Now, a team of MIT and Harvard Medical School (HMS) researchers has precisely measured the growth rates of single cells, allowing them to answer that fundamental question. In the Aug. 5 online edition of Nature Methods, the researchers report that mammalian cells divide not when they reach a critical size, but when their growth rate hits a specific threshold.
This first-ever observation of this threshold was made possible by a technique developed by MIT professor Scott Manalis and his students in 2007 to measure the mass of single cells. In the new study, Manalis and his colleagues were able to track cell growth and relate it to the timing of cell division by measuring cells' mass every 60 seconds throughout their lifespans.
The finding offers a possible explanation for how cells determine when to start dividing, says Sungmin Son, a grad student in Manalis' lab and lead author of the paper. "It's easier for cells to measure their growth rate, because they can do that by measuring how fast something in the cell is produced or degraded, whereas measuring size precisely is hard for cells," Son says.
Manalis, a professor of biological engineering and member of the David H. Koch Institute for Integrative Cancer Research at MIT, is senior author of the paper. Other authors are former MIT grad student Yaochung Weng; Amit Tzur, a former research fellow at HMS; Paul Jorgensen, a former HMS postdoc; Jisoo Kim, a former undergraduate student at MIT; and Marc Kirschner, a professor of systems biology at HMS.
Tracking cells over time
Manalis' original cell-weighing system, known as a suspended microchannel resonator, pumps cells (in fluid) through a microchannel that runs across a tiny silicon cantilever. That cantilever vibrates within a vacuum. When a cell flows through the channel, the frequency of the cantilever's vibration changes, and the cell's buoyant mass can be calculated from that change in frequency.
For the new study, the researchers redesigned their system so that they could trap cells over a much longer period of time. The original system offered limited control over the motion of cells in the channel; cells could be lost or become unviable due to accrued shear stress from frequent passages through the microchannel. Consequently, growth could be monitored for less than 30 minutes.
To avoid this problem, the researchers developed a way to precisely control the flow in the system so that a cell could be stopped anywhere in the bypass channel. They also configured the flow to constantly replenish nutrients and remove waste. Now a cell passes through only every 60 seconds and remains viable for several generations.
The new system also measures fluorescent signals from a cell in addition to its mass. Cells are programmed to express fluorescent proteins at various points in the cell cycle, allowing the researchers to link cell cycle information to growth.

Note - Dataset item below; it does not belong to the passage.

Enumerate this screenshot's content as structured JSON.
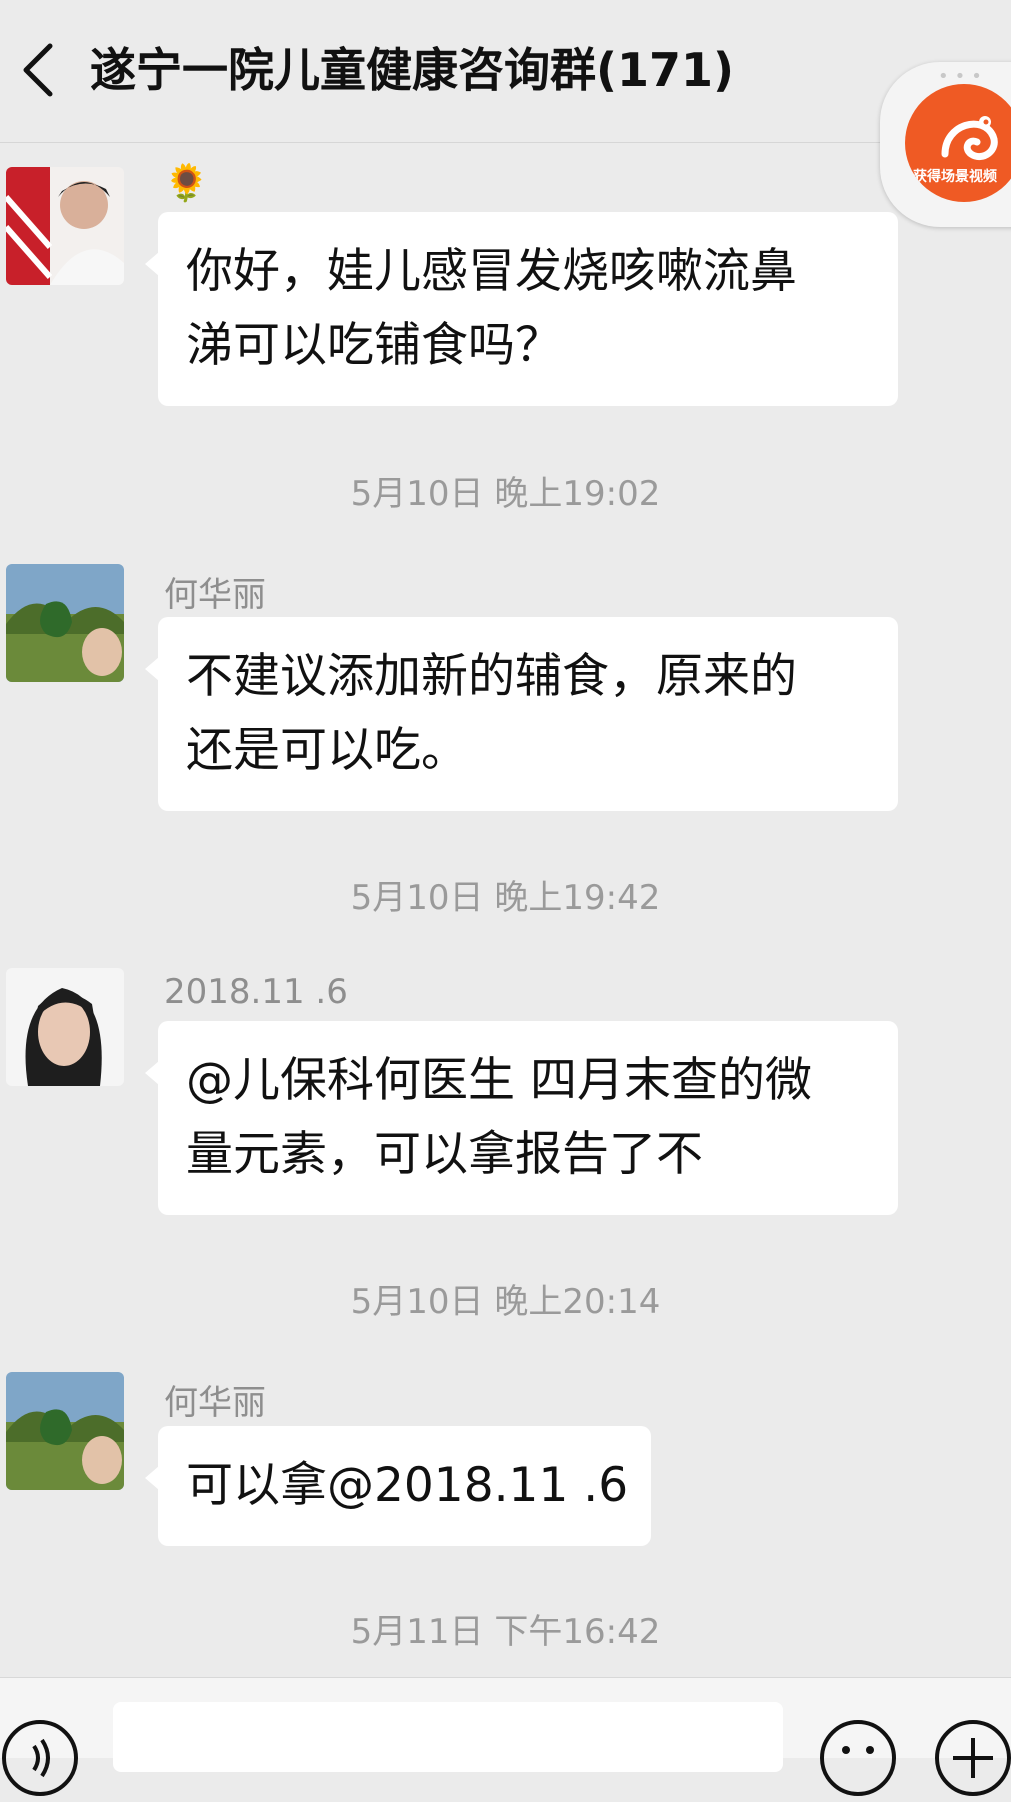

A cell devotes itself to growth in a phase called G1. A critical transition occurs when the cell enters the S phase, during which DNA is replicated in preparation for division. The researchers found that growth rate increases rapidly during the G1 phase. This rate varies a great deal from cell to cell during G1, but converges as cells approach the S phase. Once cells complete the transition into S phase, growth rates diverge again.

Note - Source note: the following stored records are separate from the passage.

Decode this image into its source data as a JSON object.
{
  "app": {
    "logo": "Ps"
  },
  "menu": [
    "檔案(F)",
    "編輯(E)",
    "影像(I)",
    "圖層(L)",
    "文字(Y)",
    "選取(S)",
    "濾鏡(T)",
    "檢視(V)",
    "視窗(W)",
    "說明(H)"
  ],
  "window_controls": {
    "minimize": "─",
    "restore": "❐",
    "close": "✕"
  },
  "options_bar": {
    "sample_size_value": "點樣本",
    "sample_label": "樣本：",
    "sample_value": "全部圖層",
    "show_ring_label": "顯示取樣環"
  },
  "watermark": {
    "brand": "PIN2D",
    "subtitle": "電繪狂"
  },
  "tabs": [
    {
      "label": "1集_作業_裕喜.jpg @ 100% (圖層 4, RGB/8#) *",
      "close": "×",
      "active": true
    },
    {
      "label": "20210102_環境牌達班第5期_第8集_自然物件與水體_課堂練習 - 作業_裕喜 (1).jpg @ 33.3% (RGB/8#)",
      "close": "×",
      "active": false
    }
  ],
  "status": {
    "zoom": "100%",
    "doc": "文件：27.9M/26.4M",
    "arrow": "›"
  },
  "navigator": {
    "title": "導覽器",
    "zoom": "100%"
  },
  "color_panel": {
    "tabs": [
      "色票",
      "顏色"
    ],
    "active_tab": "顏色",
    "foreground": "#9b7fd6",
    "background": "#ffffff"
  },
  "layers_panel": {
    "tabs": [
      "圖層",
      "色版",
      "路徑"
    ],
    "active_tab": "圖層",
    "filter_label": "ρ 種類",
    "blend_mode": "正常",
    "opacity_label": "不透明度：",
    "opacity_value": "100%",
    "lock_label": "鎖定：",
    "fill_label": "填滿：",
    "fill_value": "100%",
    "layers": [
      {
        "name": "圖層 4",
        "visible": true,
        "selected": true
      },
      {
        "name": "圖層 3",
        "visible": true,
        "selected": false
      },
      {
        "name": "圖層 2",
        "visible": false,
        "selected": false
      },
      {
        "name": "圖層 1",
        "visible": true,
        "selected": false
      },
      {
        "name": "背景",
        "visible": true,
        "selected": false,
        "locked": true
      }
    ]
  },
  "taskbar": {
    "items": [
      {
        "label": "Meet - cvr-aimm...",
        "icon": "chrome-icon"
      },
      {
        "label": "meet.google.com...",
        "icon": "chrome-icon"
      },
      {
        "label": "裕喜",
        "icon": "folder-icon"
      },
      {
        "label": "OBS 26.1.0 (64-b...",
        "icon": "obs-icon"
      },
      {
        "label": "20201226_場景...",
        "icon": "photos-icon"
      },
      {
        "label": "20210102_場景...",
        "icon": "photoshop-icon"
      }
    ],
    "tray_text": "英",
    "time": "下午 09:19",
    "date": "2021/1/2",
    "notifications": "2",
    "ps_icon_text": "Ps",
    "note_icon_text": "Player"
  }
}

Building on the feature of the new system that precisely controls the environmental conditions inside the channel, researchers can also change the conditions very rapidly, allowing them to monitor how cells respond to such disturbances.
"We are now measuring the cell's response on short timescales to various perturbations, such as depleting a particular nutrient or adding a drug," Manalis says. "We believe this could offer new types of information that could not be obtained from conventional proliferation assays."
"It's very exciting that they can now make these supersensitive measurements and quantify how growth changes in response to therapeutic interventions," says Dean Felsher, an associate professor of medicine at Stanford Medical School, who was not part of this study. "Being able to measure growth at the individual cell level will help in the hunt for genes that regulate growth and for drugs that have preclinical activity."